Features | Concerts
William Basinski & London Contemporary Orchestra
By Matt Main | 27 August 2012
August 12th felt like a significant ending for London. On the evening the Olympics, heralded as Britain’s greatest sporting hour, drew to a close, the city’s noise was appropriately replaced by murmurs. Stewards pottered around Waterloo station morosely for the last evening; there was a palpable uncertainty as to whether the closing ceremony should be mourned or celebrated. I bought these tickets to this rendition of Basinski’s The Disintegration Loops (2002-2003) not really thinking of the night it coincided with, and I went with a close friend who is leaving for a year in China in a week or so. That’s a different kind of ending, an open-ended one, the kind that Basinski’s music (and specifically The Disintegration Loops) reflects: impermanent, slow-burning, but difficult to process nonetheless. Because it is not definitive, it is not obvious how best to respond.
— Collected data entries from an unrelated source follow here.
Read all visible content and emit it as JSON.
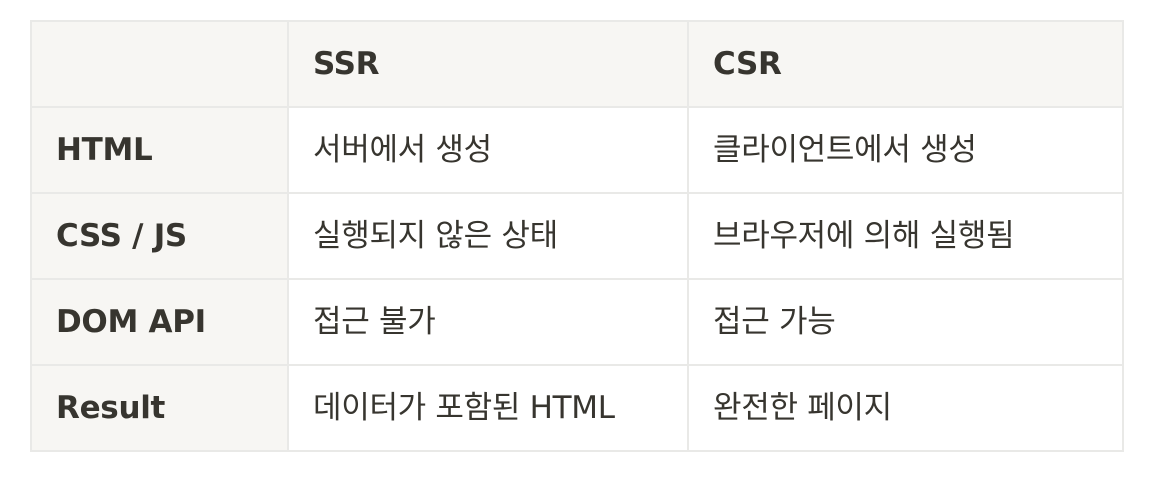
{
  "table": {
    "columns": [
      "",
      "SSR",
      "CSR"
    ],
    "rows": [
      {
        "label": "HTML",
        "ssr": "서버에서 생성",
        "csr": "클라이언트에서 생성"
      },
      {
        "label": "CSS / JS",
        "ssr": "실행되지 않은 상태",
        "csr": "브라우저에 의해 실행됨"
      },
      {
        "label": "DOM API",
        "ssr": "접근 불가",
        "csr": "접근 가능"
      },
      {
        "label": "Result",
        "ssr": "데이터가 포함된 HTML",
        "csr": "완전한 페이지"
      }
    ]
  },
  "colors": {
    "header_bg": "#f7f6f3",
    "border": "#e9e9e7",
    "text": "#37352f"
  }
}
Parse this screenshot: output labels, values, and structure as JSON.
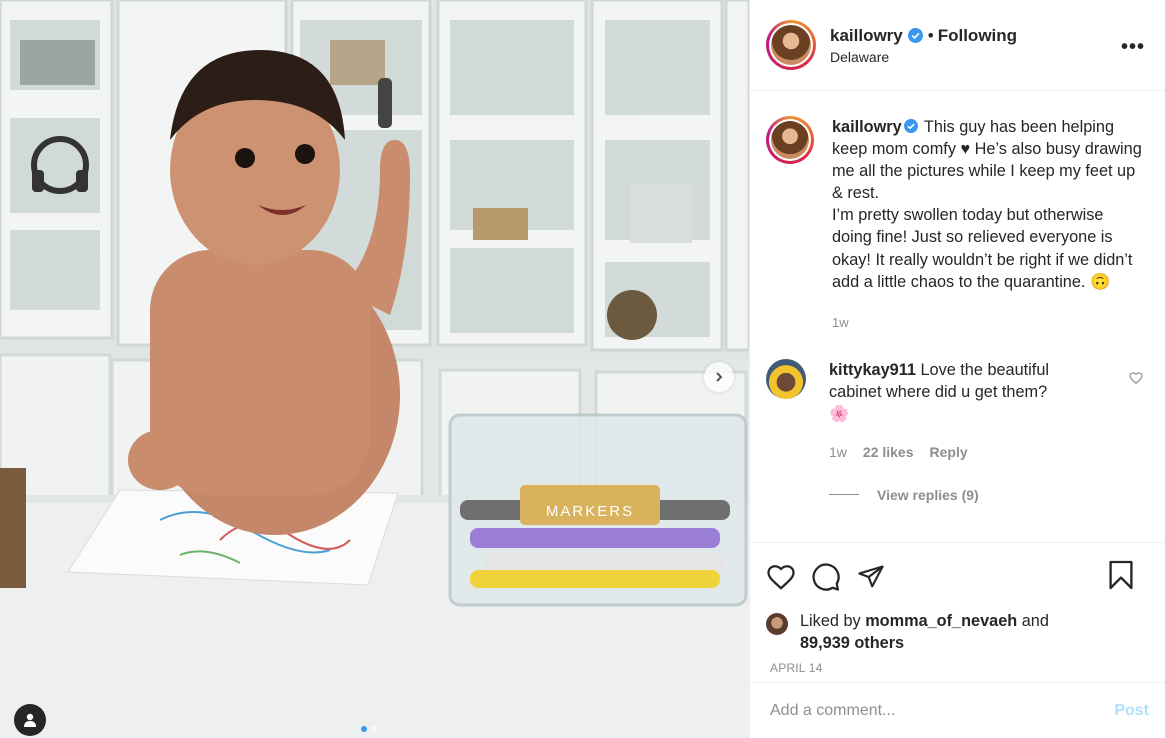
{
  "post": {
    "username": "kaillowry",
    "following_label": "Following",
    "separator": "•",
    "location": "Delaware",
    "more_label": "•••"
  },
  "caption": {
    "username": "kaillowry",
    "text": "This guy has been helping keep mom comfy ♥ He’s also busy drawing me all the pictures while I keep my feet up & rest.\nI’m pretty swollen today but otherwise doing fine! Just so relieved everyone is okay! It really wouldn’t be right if we didn’t add a little chaos to the quarantine. 🙃",
    "time": "1w"
  },
  "comments": [
    {
      "username": "kittykay911",
      "text": "Love the beautiful cabinet where did u get them?",
      "emoji": "🌸",
      "time": "1w",
      "likes": "22 likes",
      "reply_label": "Reply",
      "view_replies": "View replies (9)"
    }
  ],
  "actions": {
    "icons": [
      "heart-icon",
      "comment-icon",
      "share-icon",
      "bookmark-icon"
    ]
  },
  "likes": {
    "prefix": "Liked by",
    "user": "momma_of_nevaeh",
    "and": "and",
    "others": "89,939 others"
  },
  "date": "APRIL 14",
  "add_comment": {
    "placeholder": "Add a comment...",
    "post_label": "Post"
  },
  "photo": {
    "marker_box_label": "MARKERS",
    "carousel_count": 2,
    "carousel_active": 1
  },
  "colors": {
    "verified": "#3897f0",
    "post_disabled": "#b2dffc",
    "muted": "#8e8e8e"
  }
}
The Queen Elizabeth Hall is a part of London’s Southbank Centre, situated right on the Thames, the city’s defining geographical landmark. The London Contemporary Orchestra had been booked to play two suites of The Disintegration Loops as the final night of a series of concerts curated by Antony Hegarty. It was a fitting, if overshadowed choice, and even in the venue a large number of people remained downstairs to watch the closing ceremony on a larger screen. But for a piece of music that is so commonly associated with New York and 9/11, it felt entirely of a place with London on that night.
I had wondered how the original might be transferred to an orchestral setting. The album is famed for its origins as an attempt to digitize Basinski’s older tape loops, and neither format is particularly related to classical instruments. These logistical issues were overcome in curious ways: the crackle of tape hiss was emulated by the steady unwinding of cling-film next to a microphone; the final buzz before silence the simple bows of the double bass. But these were concerns that rarely reared their heads once the performance had begun, such was the ease with which the listener could recognize the pieces.
Right down to the texture of the sound, “dlp 2.2” was unmistakeable. Violinists used pizzicato to recreate the wear of the frayed tape reel, and horns engulfed the entire orchestra at points. But it was “dlp 1.1” that was most affecting, a shortened version of the Disintegration Loops’ longest track that nonetheless excavated the tortuous ending to perfection—the final wind towards an finite point that is always out of reach. Arranger Maxim Moston captured perfectly the dive and then lift back up once more of the strings, ever quieter, ever slower, despite the bleat of the horns, to the point where you question how much these values really are shifting, and the oppositions between instruments dissolves. Even at the conclusion, it is held for five spectacular minutes of silence, burst open only by nervous coughs and uncomfortable fidgeting on leather chairs. I think the point of the Loops even when they first originated under Basinski is this ending, or lack of it, the absence of finality in the midst of a city and people that think it a necessity. The endings we impose need not be so absolute.